Tempe's Vemma settles with FTC; fined $238 million, admits no wrongdoing

Alden Woods
Arizona Republic

 

Vemma Nutrition's product lineup included, from left, Vemma, Next Verve and Bod-e.

It was supposed to be a revolution. Vemma billed itself the "Young People Revolution,” marketing mostly to college students as a way to get easy money. Then the Federal Trade Commission filed a lawsuit, calling the nutrition company an illegal pyramid scheme.

The company sells nutritional supplements and vitamin drinks under the Vemma name; Verve, an energy drink; and meal-replacement shakes and weight-loss products called Bod-e.

Vemma and the FTC reached a settlement in that lawsuit last week. The Tempe-based company agreed to change its earnings structure and pay a $238 million judgment, although that settlement figure could drop to just over $470,000.

As provisions of the settlement, Vemma and its CEO, B.K. Boreyko, are banned from paying distributors, known as "affiliates," for enrolling new recruits, linking affiliates’ pay with their own product purchases and paying affiliates for work other than outside sales. The company also must file compliance reports for the next 20 years and surrender “certain real estate and business assets.”

The FTC’s original complaint, filed in August 2015, claimed Vemma was structured as a pyramid scheme designed primarily to enroll new affiliates rather than selling health drinks to people outside the company.

Once enrolled in the company, Vemma affiliates set out to sign up other people. Each recruit would then buy a $500 "Starter Pack," purchase $150 of product each month and look for more recruits. The more new recruits he or she enrolled, the higher the commission. The goal, Vemma told its affiliates, was to create a "downline," where income flowed from the newest recruits to the top. 

But what often resulted was affiliates with refrigerators and dorm rooms full of Vemma products, and few options left to expand their recruitment chain. 

Former Vemma affiliate: 'I should have done my homework'

The company's 2013 earnings report said only about 2 percent of its affiliates earned $30,000 or more. 

The FTC called the structure “a classic pyramid scheme that compensated participants mainly for enrolling others in the network, rather than for retail sales based on legitimate consumer demand for Vemma’s beverages," and received an injunction to shut down Vemma's operations. 

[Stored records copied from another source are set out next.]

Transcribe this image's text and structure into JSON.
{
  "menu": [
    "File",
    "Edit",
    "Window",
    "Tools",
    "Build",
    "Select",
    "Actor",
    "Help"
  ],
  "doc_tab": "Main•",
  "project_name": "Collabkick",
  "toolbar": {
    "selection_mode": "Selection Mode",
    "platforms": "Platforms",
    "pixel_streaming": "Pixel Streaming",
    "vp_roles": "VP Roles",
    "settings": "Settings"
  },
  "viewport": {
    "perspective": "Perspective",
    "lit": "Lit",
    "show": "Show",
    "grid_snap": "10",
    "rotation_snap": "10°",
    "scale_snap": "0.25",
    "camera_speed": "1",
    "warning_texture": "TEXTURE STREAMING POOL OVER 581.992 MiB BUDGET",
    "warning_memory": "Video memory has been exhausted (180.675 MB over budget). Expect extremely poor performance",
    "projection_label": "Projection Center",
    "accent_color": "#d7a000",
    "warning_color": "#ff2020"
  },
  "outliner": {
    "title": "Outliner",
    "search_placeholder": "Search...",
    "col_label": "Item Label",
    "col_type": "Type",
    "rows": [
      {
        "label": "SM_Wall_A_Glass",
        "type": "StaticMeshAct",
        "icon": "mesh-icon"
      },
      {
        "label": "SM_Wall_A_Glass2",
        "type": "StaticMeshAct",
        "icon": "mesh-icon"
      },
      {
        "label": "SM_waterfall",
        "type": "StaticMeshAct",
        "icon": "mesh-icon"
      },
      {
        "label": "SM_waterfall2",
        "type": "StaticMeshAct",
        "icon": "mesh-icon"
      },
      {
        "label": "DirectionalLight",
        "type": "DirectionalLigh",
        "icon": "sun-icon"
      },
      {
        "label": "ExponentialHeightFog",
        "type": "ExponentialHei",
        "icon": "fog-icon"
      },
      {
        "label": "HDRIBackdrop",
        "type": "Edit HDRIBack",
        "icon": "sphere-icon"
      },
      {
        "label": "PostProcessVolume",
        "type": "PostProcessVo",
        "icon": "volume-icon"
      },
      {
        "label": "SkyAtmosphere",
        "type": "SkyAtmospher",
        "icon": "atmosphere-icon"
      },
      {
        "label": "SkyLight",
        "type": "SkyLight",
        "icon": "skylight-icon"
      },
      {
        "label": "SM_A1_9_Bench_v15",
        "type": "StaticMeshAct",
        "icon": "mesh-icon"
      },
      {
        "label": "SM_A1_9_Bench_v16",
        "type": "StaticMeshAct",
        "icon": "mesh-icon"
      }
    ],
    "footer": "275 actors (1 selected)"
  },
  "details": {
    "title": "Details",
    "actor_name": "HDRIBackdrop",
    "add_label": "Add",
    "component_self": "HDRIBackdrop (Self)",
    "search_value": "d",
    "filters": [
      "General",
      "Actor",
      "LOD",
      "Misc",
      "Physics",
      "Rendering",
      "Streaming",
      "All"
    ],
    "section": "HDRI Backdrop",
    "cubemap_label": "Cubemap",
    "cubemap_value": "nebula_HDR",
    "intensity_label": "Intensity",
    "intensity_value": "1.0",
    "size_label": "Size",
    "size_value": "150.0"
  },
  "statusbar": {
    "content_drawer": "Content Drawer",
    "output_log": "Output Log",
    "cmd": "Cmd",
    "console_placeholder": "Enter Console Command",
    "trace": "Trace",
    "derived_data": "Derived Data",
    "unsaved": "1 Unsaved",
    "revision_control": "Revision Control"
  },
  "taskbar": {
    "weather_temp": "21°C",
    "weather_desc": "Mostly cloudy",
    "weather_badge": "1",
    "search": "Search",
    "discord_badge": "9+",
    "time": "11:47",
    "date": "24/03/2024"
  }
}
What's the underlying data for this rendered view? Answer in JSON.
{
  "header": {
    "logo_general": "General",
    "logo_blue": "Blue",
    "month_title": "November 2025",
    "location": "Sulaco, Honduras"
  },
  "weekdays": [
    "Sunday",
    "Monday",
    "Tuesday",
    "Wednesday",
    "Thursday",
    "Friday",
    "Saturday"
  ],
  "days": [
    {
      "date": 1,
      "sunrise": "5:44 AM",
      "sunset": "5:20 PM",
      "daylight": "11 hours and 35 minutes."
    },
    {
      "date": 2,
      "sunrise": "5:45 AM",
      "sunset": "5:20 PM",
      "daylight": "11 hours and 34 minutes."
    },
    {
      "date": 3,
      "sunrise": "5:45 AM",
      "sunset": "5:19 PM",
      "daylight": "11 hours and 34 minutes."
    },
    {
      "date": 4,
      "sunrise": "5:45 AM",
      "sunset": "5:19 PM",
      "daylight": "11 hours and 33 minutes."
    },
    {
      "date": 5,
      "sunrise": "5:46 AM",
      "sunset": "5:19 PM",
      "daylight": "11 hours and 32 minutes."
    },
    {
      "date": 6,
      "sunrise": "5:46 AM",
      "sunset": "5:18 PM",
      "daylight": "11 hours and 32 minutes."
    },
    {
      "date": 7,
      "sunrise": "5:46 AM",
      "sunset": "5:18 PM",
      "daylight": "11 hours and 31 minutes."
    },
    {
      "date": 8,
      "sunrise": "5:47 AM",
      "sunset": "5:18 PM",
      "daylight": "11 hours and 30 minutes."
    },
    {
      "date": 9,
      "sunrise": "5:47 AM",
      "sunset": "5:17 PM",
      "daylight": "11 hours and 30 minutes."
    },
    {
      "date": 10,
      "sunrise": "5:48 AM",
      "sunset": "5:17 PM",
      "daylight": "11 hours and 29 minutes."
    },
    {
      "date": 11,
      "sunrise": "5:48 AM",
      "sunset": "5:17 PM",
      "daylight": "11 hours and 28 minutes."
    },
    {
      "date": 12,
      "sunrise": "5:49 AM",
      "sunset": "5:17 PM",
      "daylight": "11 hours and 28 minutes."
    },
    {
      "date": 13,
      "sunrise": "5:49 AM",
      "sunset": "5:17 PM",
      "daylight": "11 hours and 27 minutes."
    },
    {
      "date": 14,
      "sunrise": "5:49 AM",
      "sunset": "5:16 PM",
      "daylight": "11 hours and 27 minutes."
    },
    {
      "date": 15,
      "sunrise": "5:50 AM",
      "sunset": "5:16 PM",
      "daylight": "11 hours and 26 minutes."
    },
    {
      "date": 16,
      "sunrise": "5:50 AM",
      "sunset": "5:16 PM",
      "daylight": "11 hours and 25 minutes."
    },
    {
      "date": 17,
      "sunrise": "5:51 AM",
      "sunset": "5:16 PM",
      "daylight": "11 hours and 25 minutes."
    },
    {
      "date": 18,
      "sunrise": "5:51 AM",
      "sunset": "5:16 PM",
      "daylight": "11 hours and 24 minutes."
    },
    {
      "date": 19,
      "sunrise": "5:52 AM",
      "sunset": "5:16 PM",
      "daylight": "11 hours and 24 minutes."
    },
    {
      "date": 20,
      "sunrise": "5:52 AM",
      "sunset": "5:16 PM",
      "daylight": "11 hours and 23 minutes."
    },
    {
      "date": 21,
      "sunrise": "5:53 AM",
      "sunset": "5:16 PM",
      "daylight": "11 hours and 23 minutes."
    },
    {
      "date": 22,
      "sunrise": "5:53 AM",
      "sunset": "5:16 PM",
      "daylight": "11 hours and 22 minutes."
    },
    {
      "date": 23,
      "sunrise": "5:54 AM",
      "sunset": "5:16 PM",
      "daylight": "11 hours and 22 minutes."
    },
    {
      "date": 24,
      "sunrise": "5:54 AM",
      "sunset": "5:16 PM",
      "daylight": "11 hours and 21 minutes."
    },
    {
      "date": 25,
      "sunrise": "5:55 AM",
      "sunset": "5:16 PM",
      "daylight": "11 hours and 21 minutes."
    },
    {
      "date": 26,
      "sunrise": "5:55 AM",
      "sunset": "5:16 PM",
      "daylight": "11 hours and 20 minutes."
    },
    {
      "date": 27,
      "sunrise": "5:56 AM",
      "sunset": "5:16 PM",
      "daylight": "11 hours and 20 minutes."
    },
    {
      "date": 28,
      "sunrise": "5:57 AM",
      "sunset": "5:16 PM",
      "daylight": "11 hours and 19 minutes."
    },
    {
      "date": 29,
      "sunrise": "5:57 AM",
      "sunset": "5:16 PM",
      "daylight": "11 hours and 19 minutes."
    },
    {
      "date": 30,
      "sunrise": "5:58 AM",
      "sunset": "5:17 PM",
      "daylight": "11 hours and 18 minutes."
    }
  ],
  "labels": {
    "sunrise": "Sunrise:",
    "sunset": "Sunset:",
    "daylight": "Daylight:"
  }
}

Vemma appealed, and a ruling from U.S. District Judge John Tuchi forced Vemma to stop its multilevel marketing operations in September 2015. The company was prohibited from paying commissions, recruiting new members and offering rewards from purchases, but could continue other parts of business. 

More than a year later, the two sides reached an agreement. Vemma said in a statement said the settlement contained no admission of fault or proof of a pyramid scheme. Vemma settled, it said, because fighting the complaint was too distracting.

“Vemma wants to focus on rebuilding its business,” the statement read, “not proving the FTC is wrong.”

Vemma founder and CEO Benson K. Boreyko in federal court in 2014 criticized the FTC investigation.

The FTC described the settlement as “dismantling the alleged pyramid at the center of Vemma’s operation.”

Boreyko founded the company in 2004, and it found little success until latching onto social media. Vemma then spread quickly to college campuses across the country, earning more than $200 million in both 2013 and 2014. Hopeful entrepreneurs filed into empty classrooms and residence halls, attracted by Vemma’s claims of company cars and $50,000-a-month incomes. As many as 400,000 affiliates signed up. 

“The Compensation Plan may prove to be the simplest and easiest plan in the industry,” a Vemma promotional flier said, “but don’t let that fool you.”

This is Boreyko's second FTC settlement in less than two decades. The FTC sued his first company, New Vision International, for false advertising. New Vision International claimed a product called "God's Recipe" could cure attention-deficit disorder without the use of traditional medicine. 

Boreyko settled that lawsuit in 1998. As part of the settlement, he agreed not to make false claims about nutritional supplements.